Probably the best book available on the subject, which is a bit unfortunate. It wasn't awful or anything, but I found myself frequently stopping, reading the docs, and/or Googling in frustration because explanations and warnings simply prompted further questions that seemed obvious to me, but were not adequately explored. Not the easiest ecosystem to break into, admittedly, but I would still say this is probably the best organized intro available.
In particular, one of my largest criticisms (applies to the JVM ecosystem as a whole *way* more than most for some reason) is the amount of (IMO) unreasonable assumptions made. Terms are frequently thrown around without proper treatment. I actually got through the entire book without feeling like I had a complete understanding of what an operator was.

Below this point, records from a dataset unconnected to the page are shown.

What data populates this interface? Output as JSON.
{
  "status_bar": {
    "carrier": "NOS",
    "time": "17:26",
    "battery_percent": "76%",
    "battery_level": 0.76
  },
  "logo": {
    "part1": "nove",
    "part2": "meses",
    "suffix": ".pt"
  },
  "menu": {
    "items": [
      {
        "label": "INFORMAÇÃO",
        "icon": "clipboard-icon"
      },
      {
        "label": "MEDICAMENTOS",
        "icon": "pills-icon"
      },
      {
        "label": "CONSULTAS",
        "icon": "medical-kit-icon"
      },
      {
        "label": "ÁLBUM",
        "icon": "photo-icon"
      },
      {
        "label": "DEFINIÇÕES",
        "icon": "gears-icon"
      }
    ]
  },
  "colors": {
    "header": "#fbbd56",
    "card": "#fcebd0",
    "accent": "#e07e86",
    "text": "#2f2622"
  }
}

The Flink glossary wasn't all that much more helpful, but at least had something. Do yourself a favor and read the Google Dataflow Model paper first and you'll get a *much* more thorough introduction to some of the crucial terms.

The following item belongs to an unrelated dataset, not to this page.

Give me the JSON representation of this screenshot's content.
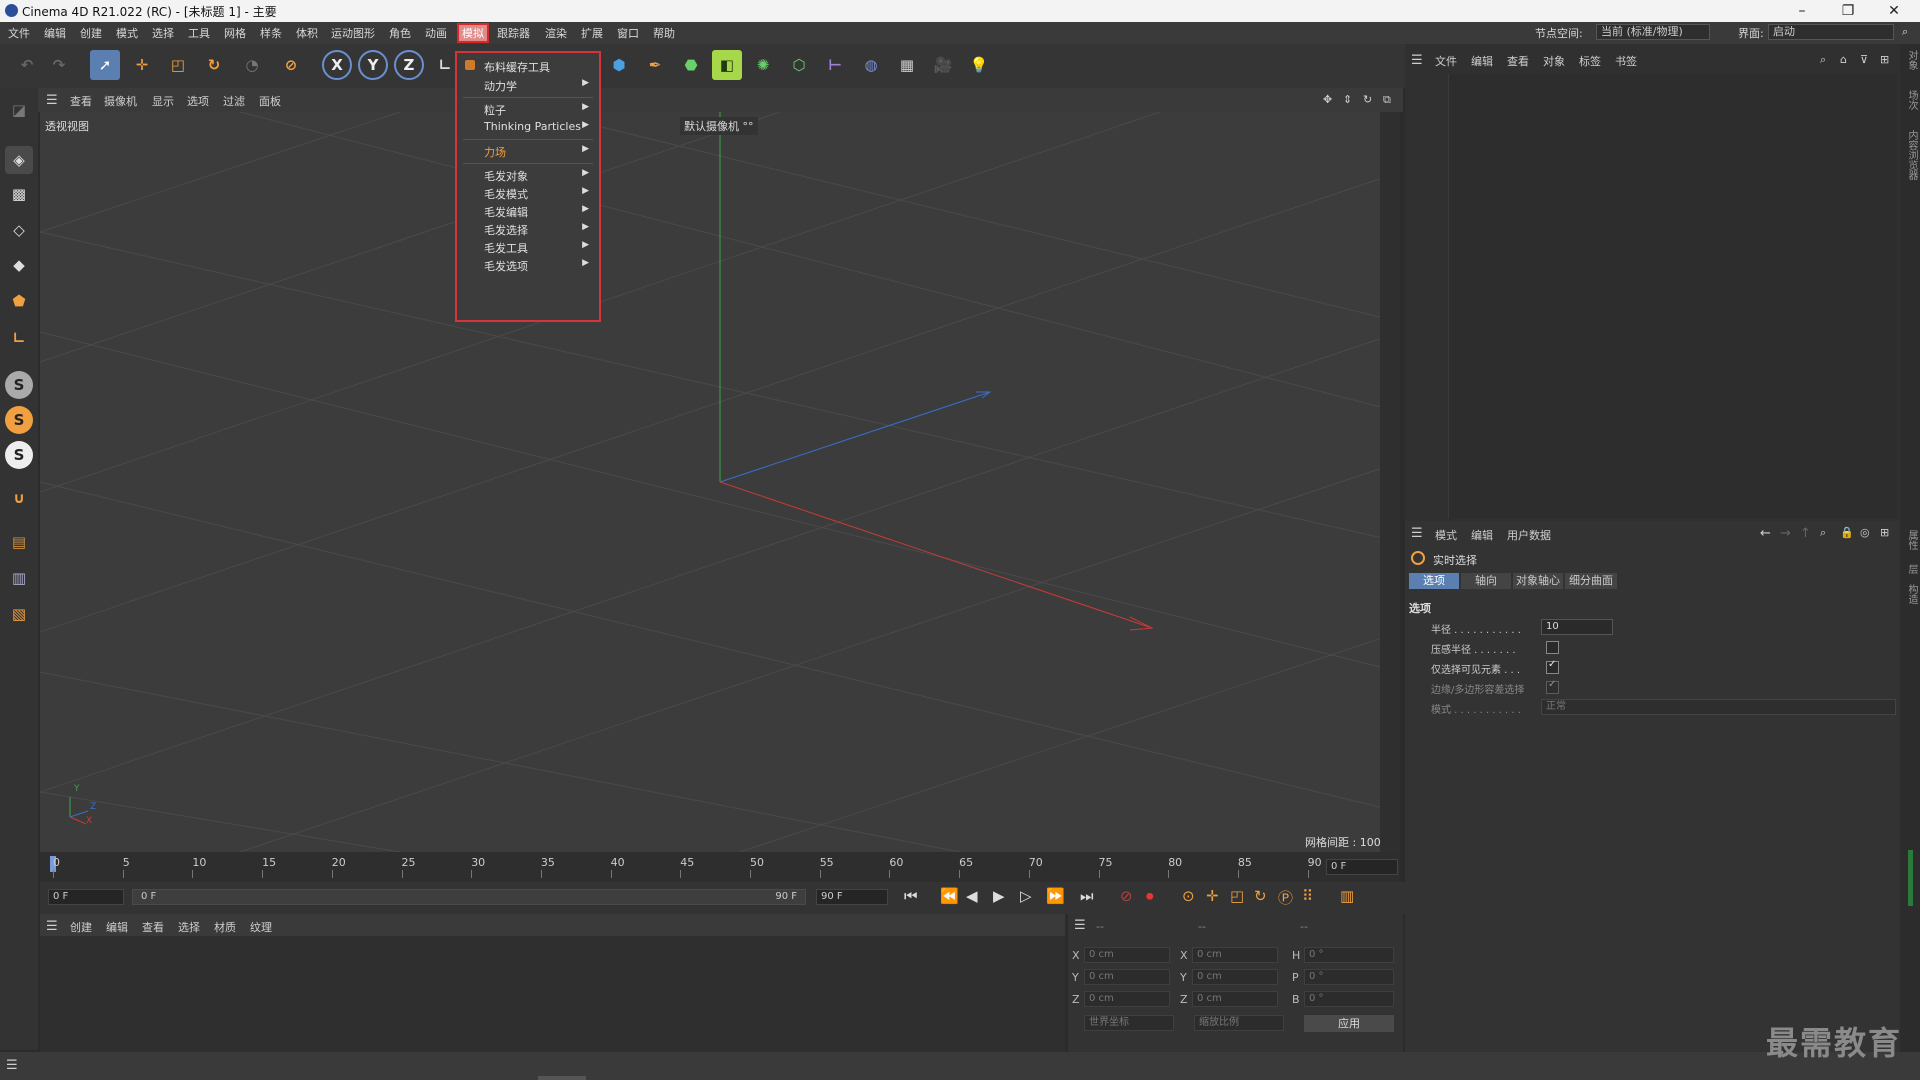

Finally, though no fault of the author, this book is old. Flink has evolved significantly since this was written, some of the APIs are deprecated, and some of the other cautions are either inaccurate or difficult to verify (I still can't figure out whether the limitation re: parallelism settings and savepoints is still valid... the book claims it was written for Flink 1.7, but the only limitations I can find in the official docs reference version 1.2).
A very comprehensive book on the ins-and-outs of Flink and I read it cover to cover. I have found myself flipping through it as a reference on many occasions when I am curious about some specific implementation detail. I give it 4 stars only because several important releases have been made since its publication in 2019 and it is dated as some of the most important new features are not included.
Just a documentation collected into the book, perhaps partially outdated now. The best part of the book is about general streaming challenges and trade-offs, watermarks, sources/sink design, state management. I found this book interesting even if you develop streaming pipelines using different frameworks (beam, kafka streams) just to compare the APIs, capabilities and limitations.
I was really surprised that there is no single page about automated tests. When I evaluate a new framework excellent support for automated tests is a must. I don’t understand why so important aspect was totally ignored.
- An approachable and practical introduction with nice examples throughout the book! - It first presents the overall architecture and then we cover datastreaming api in the later chapters with each one focussing on one aspect. - I enjoyed the chapter on integrating flink with other systems like kafka, cassandra etc. and how event guarantees are effected depending on the source and sink. This gives an overall idea of how such systems are deployed especially for the beginners who might not have holistic picture of distributed systems. - One thing that could have made this book awesome - a smallish hands-on project in the end covering many of the concepts presented throughout. I think this in itself is quite a big task and perhaps deserves its own book.